Judge Hinkel was not happy with the situation. "Well," he asked the association's attorney, "you want me to put her in jail? I think the insistence on the association's part is inappropriate, but I can understand their action. My sympathy is not with the association."

Judge Hinkel gave Ms. Lopez, who has three sons and works three days a week for the Mass Transit Administration, 60 days to conform and offered to mediate the conflict.

"Judge Hinkel was the only person to show a smidgen of compassion in this whole affair," Ms. Lopez said recently.

Tom Carbo, then association president, said at the time of Judge Hinkel's decision, "We are trying to be reasonable, but we have a responsibility to enforce our covenants and restore appearances." His wife, Jean, is now president of the association.

Ms. Lopez said she had a serious shoulder injury when it was time to mediate and wasn't able to meet with the parties.

On Aug. 5, Circuit Judge John Grayson Turnbull signed an order for her incarceration for six months, plus a $1,500 fine and court costs. He gave her 30 days to comply with the court's decision or go to jail. She gets a day's grace because Sept. 5 is Labor Day.

A spokesman for the sheriff's office said that unless Ms. Lopez surrenders, she could, indeed, be taken to jail in cuffs and leg chains.

Ms. Lopez said she doesn't know what she will do.

"I've always been a stickler for rules and regulations, but I have the right to keep the rain from coming in my house," she said. "I look around the neighborhood and see many violations of the covenants."

Robert Ibex, of Dixie Stone, which installed the 1 1/2 -inch Formstone frame, said, "I've been doing this since 1945 and it's the only practical way to keep water out."

Mr. Ibex said it would be difficult and expensive to remove the Formstone.

"It adheres to the brick, and would have to be sandblasted off. I think Ms. Lopez saw others in the general neighborhood doing it and thought it would be all right for her to do it."

He said he told Ms. Lopez that the Formstone could be covered with a wooden frame, but "that would actually look worse than what is there."

The association also took action against Rosalind Sutton, who lives across the street from Ms. Lopez, about the same time it took Ms. Lopez to court. Mr. Ibex installed Ms. Sutton's Formstone frame, too.

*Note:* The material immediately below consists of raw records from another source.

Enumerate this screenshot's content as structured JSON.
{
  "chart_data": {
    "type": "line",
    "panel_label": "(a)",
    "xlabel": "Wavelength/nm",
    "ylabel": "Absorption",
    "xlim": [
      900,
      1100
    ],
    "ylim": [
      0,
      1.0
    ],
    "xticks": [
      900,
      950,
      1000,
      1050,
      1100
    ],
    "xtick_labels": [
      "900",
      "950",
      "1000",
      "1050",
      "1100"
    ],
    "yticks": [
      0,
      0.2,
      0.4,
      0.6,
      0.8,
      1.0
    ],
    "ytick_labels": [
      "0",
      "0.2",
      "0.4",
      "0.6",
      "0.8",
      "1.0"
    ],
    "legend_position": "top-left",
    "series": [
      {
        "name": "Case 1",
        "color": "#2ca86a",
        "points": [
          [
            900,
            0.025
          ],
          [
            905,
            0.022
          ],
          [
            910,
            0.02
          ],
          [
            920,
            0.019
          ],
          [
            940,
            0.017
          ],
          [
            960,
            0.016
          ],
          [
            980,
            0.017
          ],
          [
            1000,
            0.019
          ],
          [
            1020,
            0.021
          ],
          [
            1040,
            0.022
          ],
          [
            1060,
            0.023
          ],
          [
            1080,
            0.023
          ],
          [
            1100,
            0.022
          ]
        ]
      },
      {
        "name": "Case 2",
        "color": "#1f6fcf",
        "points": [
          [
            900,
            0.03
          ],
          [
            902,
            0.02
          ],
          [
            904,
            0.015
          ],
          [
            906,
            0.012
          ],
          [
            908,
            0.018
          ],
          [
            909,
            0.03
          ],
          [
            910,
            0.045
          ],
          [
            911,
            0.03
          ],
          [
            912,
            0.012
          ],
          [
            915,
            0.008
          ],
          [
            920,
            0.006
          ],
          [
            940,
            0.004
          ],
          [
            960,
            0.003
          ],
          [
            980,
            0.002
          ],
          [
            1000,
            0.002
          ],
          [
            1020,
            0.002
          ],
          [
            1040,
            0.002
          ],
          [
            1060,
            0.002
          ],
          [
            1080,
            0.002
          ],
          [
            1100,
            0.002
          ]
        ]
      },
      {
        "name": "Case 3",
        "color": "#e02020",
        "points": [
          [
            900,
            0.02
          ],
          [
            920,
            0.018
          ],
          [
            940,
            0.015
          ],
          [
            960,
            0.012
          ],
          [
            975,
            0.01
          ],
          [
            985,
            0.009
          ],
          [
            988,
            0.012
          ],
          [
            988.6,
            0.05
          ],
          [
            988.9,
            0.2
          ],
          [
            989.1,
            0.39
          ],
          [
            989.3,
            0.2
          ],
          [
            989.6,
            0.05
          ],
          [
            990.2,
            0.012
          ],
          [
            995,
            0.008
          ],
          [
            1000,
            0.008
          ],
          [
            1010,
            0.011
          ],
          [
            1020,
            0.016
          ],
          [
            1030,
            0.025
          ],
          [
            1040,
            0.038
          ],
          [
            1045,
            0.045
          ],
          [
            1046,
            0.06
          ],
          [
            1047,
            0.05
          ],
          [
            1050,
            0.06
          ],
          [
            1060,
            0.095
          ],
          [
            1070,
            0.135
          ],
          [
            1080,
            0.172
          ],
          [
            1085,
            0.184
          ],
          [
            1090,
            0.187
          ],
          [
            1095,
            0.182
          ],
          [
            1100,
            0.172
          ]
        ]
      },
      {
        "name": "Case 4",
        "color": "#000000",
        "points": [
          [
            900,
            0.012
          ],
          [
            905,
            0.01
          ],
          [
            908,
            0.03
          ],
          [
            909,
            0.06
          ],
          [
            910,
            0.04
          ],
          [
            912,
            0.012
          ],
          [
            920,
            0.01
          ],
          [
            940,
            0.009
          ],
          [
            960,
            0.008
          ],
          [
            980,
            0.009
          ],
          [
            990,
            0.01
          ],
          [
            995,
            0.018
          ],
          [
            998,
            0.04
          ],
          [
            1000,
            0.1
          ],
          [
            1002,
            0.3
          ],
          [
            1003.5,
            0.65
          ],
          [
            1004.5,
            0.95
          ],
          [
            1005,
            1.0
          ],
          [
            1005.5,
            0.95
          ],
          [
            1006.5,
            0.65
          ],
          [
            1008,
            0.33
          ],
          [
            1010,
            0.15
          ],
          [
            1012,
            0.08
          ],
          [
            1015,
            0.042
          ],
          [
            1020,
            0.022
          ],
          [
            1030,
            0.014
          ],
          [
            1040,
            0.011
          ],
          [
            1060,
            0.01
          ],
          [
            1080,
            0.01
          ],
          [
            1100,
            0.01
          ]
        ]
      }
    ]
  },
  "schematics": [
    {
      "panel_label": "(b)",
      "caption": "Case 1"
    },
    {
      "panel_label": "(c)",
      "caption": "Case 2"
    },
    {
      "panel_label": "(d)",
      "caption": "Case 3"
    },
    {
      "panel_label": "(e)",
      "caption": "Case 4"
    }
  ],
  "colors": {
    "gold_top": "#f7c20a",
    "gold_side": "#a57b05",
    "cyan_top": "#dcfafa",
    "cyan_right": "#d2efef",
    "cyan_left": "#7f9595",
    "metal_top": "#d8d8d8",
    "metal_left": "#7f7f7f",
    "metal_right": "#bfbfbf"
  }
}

Many other Formstone doorways are in the general neighborhood, but John W. Andrews Jr., the association's attorney, said they're outside the group's jurisdiction.

Susan Miller, attorney for Ms. Sutton, said, "My client drove around looking at other houses in the neighborhood so she would have a doorway that was appropriate. She thought she was doing the right thing, but her attitude now is, she's making the payments on her house, and she'll do what she wants to it."

The Sutton case is pending.

Ms. Miller said Maryland courts have upheld restrictive covenants, but have also ruled that such covenants are unenforceable if there has been a change in the neighborhood. The Edmondson Heights covenants are more than 20 years old.